I’m sure there are stories I’ve not told and memories I’ve not shared. They just seem so far away. And very few want a dissertation on mannerisms and choices as informed by sociological pressures which become psychological norms by stint of being accepted practices.
Or to hear why a single brick of c4 would never create such a huge explosion no matter how many detonators you pushed into it(not withstanding the complete lack of electrical signal to said detonators)
I suppose this is the unfortunate circumstance where you want to talk but have no one whose as weird as you are or who loves you enough to listen to you being weird at four in the morning.
Life isn’t what we portray it as. Sometimes, the closest you can get to a person is to hear their oddball ideas and observations and bounce your own back and that’s enough.
And other times…you need to hold someone and tell them it will be ok. Not just for them but because we all need to hear that too.
I retreat from the world into sleep every time I feel that liar in my head telling me that I’m not worth the relationships I have. That it’s no wonder that I’m alone. This litany of, I want to say lies, but I’m in it right now and I can’t say whether or not there is some truth to it. I mean I feel the weight of it. How could the people I lean on not feel that weight? And they have their own worries too. I hate adding to them. So I usually sleep and I feel better after doing so. But today I can’t do that. I have been up since midnight and I need to get ready for work. And I’ll probably be fine once I’m there and the armor goes up but it doesn’t go away and sometimes it breaks free. In these moments before I get ready, I think that I need a vacation but that’s just time alone in my head and that’s what I have now. Except, I’d get to sleep and yearn for even the limited connection that coworkers bring.
I guess most days I try to do a better job of being the man Morgan needed than I did when she was alive. If I was who I am now, she’d be by my side. And other days I think she was the only person who wanted me and look how I fucked that up. And I know it’s bullshit and that I did what I could but it doesn’t feel that way.
I think about how, if I’m this better person, why do my relationships never make it past that heady rush of the beginning months?
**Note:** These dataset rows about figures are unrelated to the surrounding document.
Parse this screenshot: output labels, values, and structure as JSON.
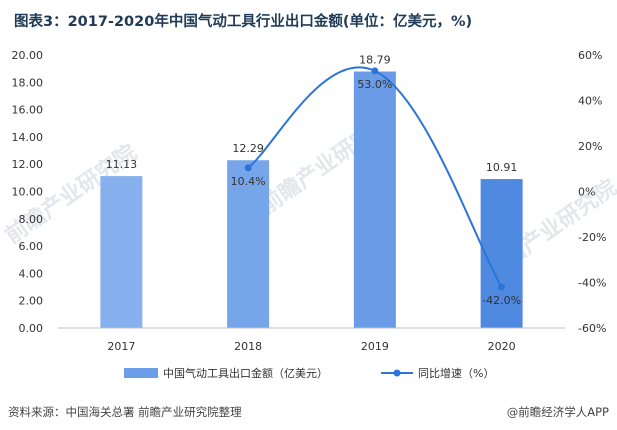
{
  "title": "图表3：2017-2020年中国气动工具行业出口金额(单位：亿美元，%)",
  "source": "资料来源：中国海关总署 前瞻产业研究院整理",
  "brand": "@前瞻经济学人APP",
  "watermark": "前瞻产业研究院",
  "colors": {
    "bar": "#6b9de8",
    "line": "#2b74d9",
    "title": "#1f3b57"
  },
  "chart_data": {
    "type": "bar",
    "categories": [
      "2017",
      "2018",
      "2019",
      "2020"
    ],
    "series": [
      {
        "name": "中国气动工具出口金额（亿美元）",
        "type": "bar",
        "axis": "left",
        "values": [
          11.13,
          12.29,
          18.79,
          10.91
        ],
        "labels": [
          "11.13",
          "12.29",
          "18.79",
          "10.91"
        ]
      },
      {
        "name": "同比增速（%）",
        "type": "line",
        "axis": "right",
        "values": [
          null,
          10.4,
          53.0,
          -42.0
        ],
        "labels": [
          "",
          "10.4%",
          "53.0%",
          "-42.0%"
        ]
      }
    ],
    "left_axis": {
      "min": 0,
      "max": 20,
      "step": 2,
      "ticks": [
        "0.00",
        "2.00",
        "4.00",
        "6.00",
        "8.00",
        "10.00",
        "12.00",
        "14.00",
        "16.00",
        "18.00",
        "20.00"
      ]
    },
    "right_axis": {
      "min": -60,
      "max": 60,
      "step": 20,
      "ticks": [
        "-60%",
        "-40%",
        "-20%",
        "0%",
        "20%",
        "40%",
        "60%"
      ]
    },
    "legend": {
      "position": "bottom"
    },
    "grid": false
  }
}
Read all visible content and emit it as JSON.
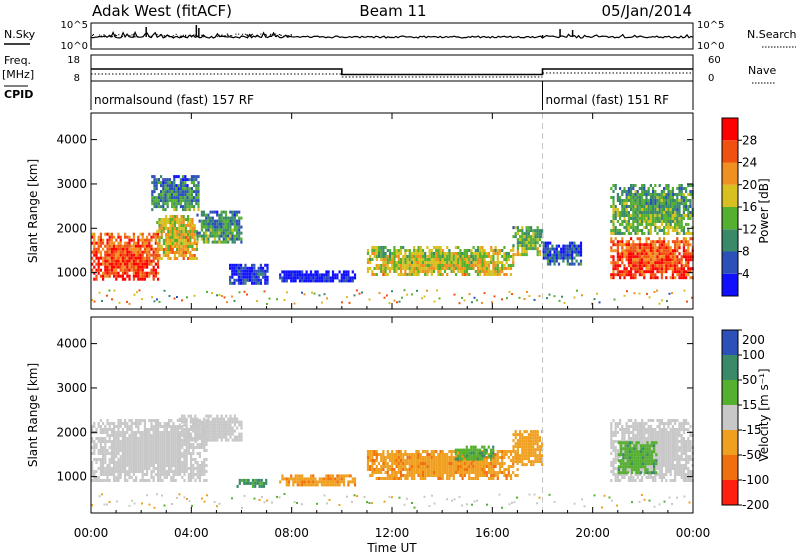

Why do I feel the same and why do they not want me?
I feel like I’m flailing about just trying to move forward and I worry that I sometimes feel like an open wound. I hear my friends telling me that they want me around.
I don’t know what I’m trying to say. Just that I’m tired and want to sleep and I’m tired of finding people and losing people. Is the fault in the choice or the execution? I try to be less “I love you” now. Because I say it too soon?
Maybe they think it’s desperation or a projection of need? But my pain is knives turned inward. My perception and standards remain intact. I know how I feel. It’s just experience tells me that that doesn’t matter. No matter how much you love someone, they leave you. Better they know now, before it’s too late.